Обнаженная Маха - [33]

Шрифт
Интервал

Котонер снова начал рисовать пейзажи, но не снискал значительного признания и был доволен простодушным восхищением прачек и каменщиков. Те собирались перед его мольбертом, когда он писал в мадридских окрестностях, и перешептывались между собой, что этот сеньор с приколотой на лацкане цветной планочкой — свидетельством различных папских отличий — пожалуй, большая цаца, один из тех художников, о которых пишут в газетах. Благодаря своему авторитету Реновалес добился для друга двух поощрительных премий на Выставке; после этой победы, разделенной с начинающими юношами, Котонер оставил честолюбивые мечты и решил, что теперь может уйти на покой, считая свою жизненную миссию завершенной.

В Мадриде ему жилось не хуже чем в Риме. Ночевал он в доме одного священнослужителя, с которым сблизился в Италии, когда помогал ему и они вместе обивали пороги ватиканских учреждений. Этот капеллан, служивший в одной из контор Руоти — верховного суда католической церкви, считал большой честью приютить художника, помня о его дружбе со многими кардиналами и полагая, что он находится в близких отношениях с самим папой. Они договорились, что Котонер будет платить ему за предоставленную комнату, но священник никогда с этим не торопил своего жильца, говоря, что он возьмет с него плату натурой — на эту сумму закажет картину для одного женского монастыря, где состоял исповедником.

Касаемо питания, то эту проблему Котонер решал очень просто — все дни недели он расписал за несколькими глубоко набожными семьями, куда наносил визиты. С этими людьми он познакомился в Риме, когда те прибывали на богомолье к святому престолу. В круг, за счет которого питался Котонер, входили богатые владельцы рудников в Бильбао, земельные магнаты из Андалусии, старые вдовствующие маркизы, обратившиеся помыслами к Богу, которые не отказывались от роскоши и изобилия, хотя и прятали свои барские привычки под патиной благочестия.

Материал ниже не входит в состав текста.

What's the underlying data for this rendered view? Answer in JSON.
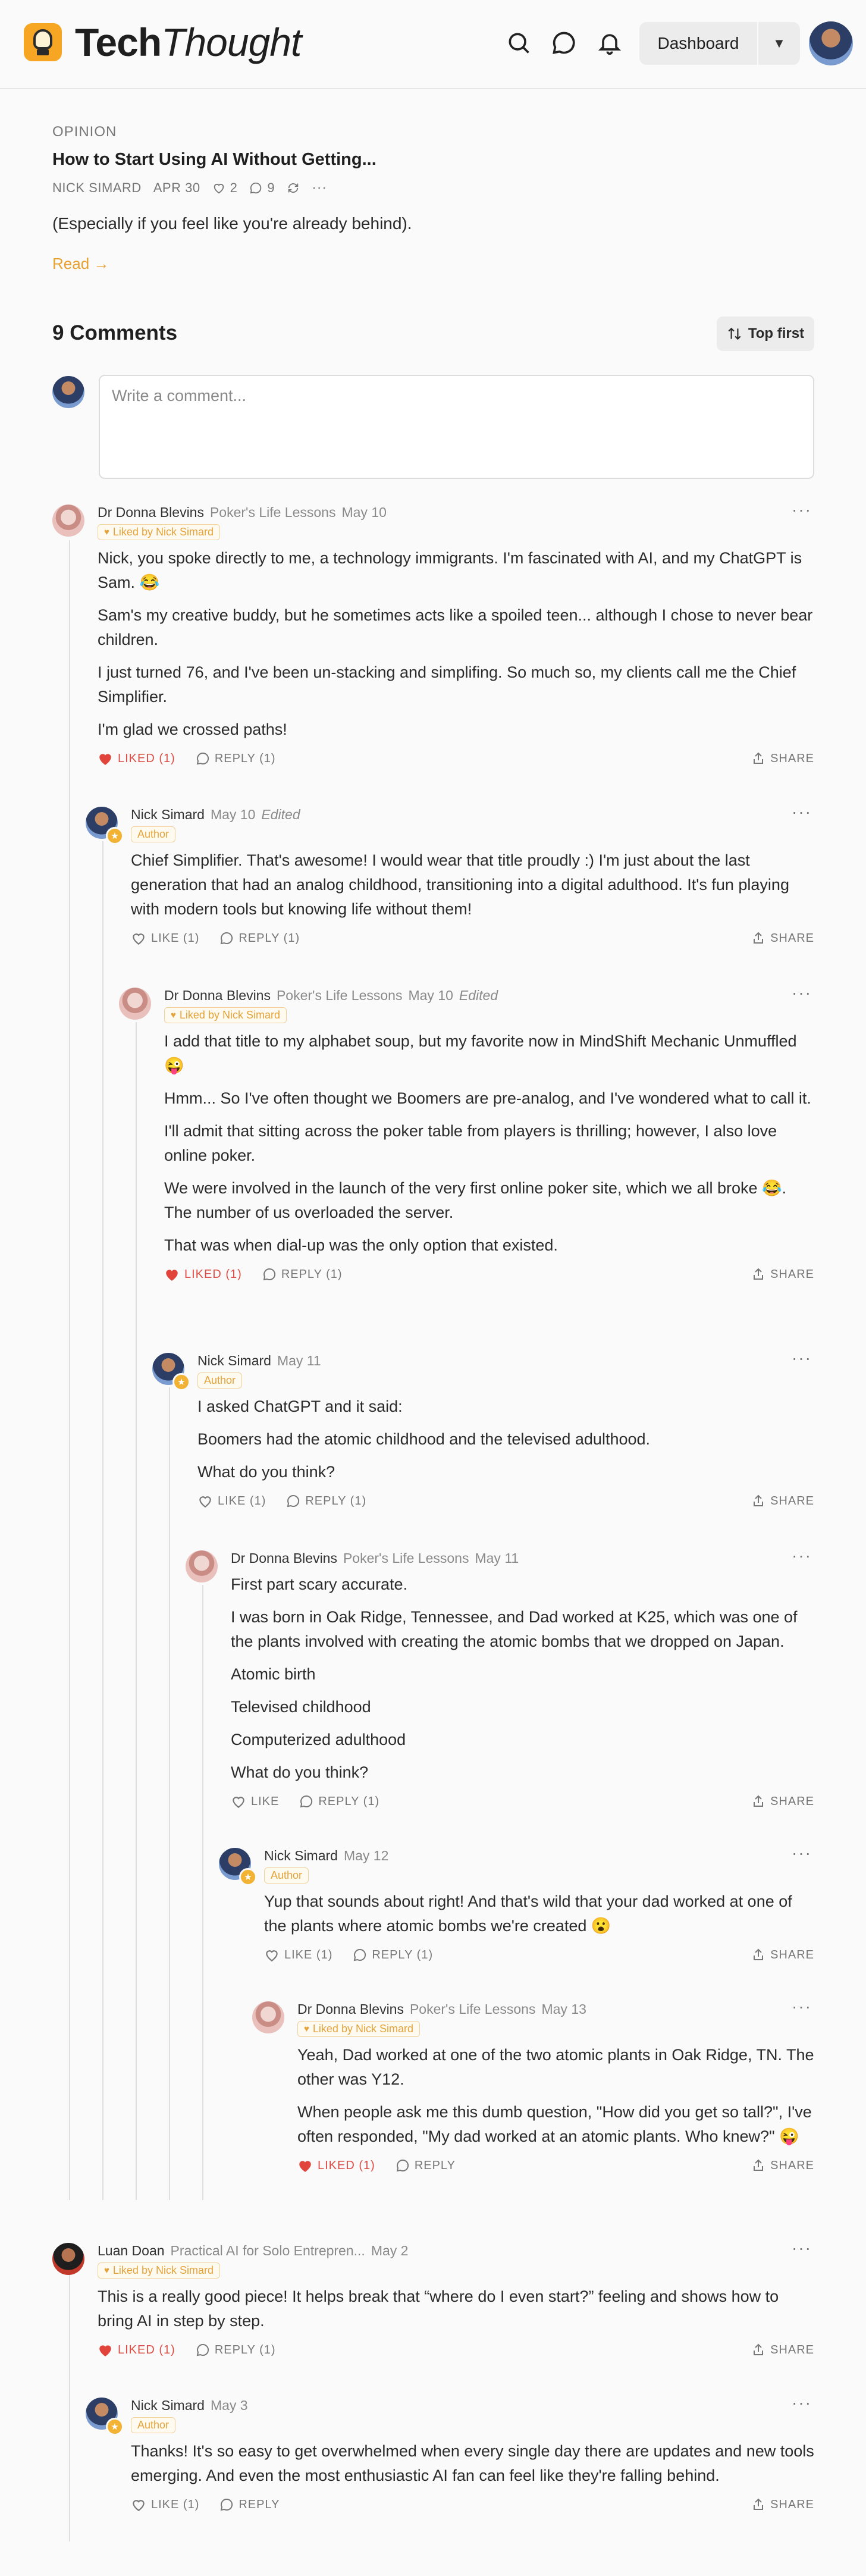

В этом маленьком мире религиозных и уважаемых людей, которые любили вкусно поесть, старый художник чувствовал себя своим человеком. Он был для всех «добряком Котонером». Дамам он частенько дарил четки или любую другую мелкую реликвию, привезенную из Рима, и те одаривали его благодарными улыбками. А когда той или иной из них требовалось какое-то разрешение из Ватикана, Котонер обещал написать «своему другу кардиналу». Мужчины радовались, что имеют в доме столь выгодного по цене художника и советовались с ним по вопросам строительства домашней часовни, просили начертить план алтаря, а на свои именины снисходительно принимали от Котонера подарок: «рисунок», как обычно он говорил, — в основном это был пейзаж на доске, хотя понять, что там изображено, можно было только после детальных объяснений. За столом он развлекал этих благочестивых малоразговорчивых людей, рассказывая о странностях «монсеньор» и «высокопреосвященств», которых знал в Риме. Эти шуточные истории Котонера сотрапезники неизменно выслушивали с благоговейным вниманием, ведь речь шла о необыкновенно достойных лицах.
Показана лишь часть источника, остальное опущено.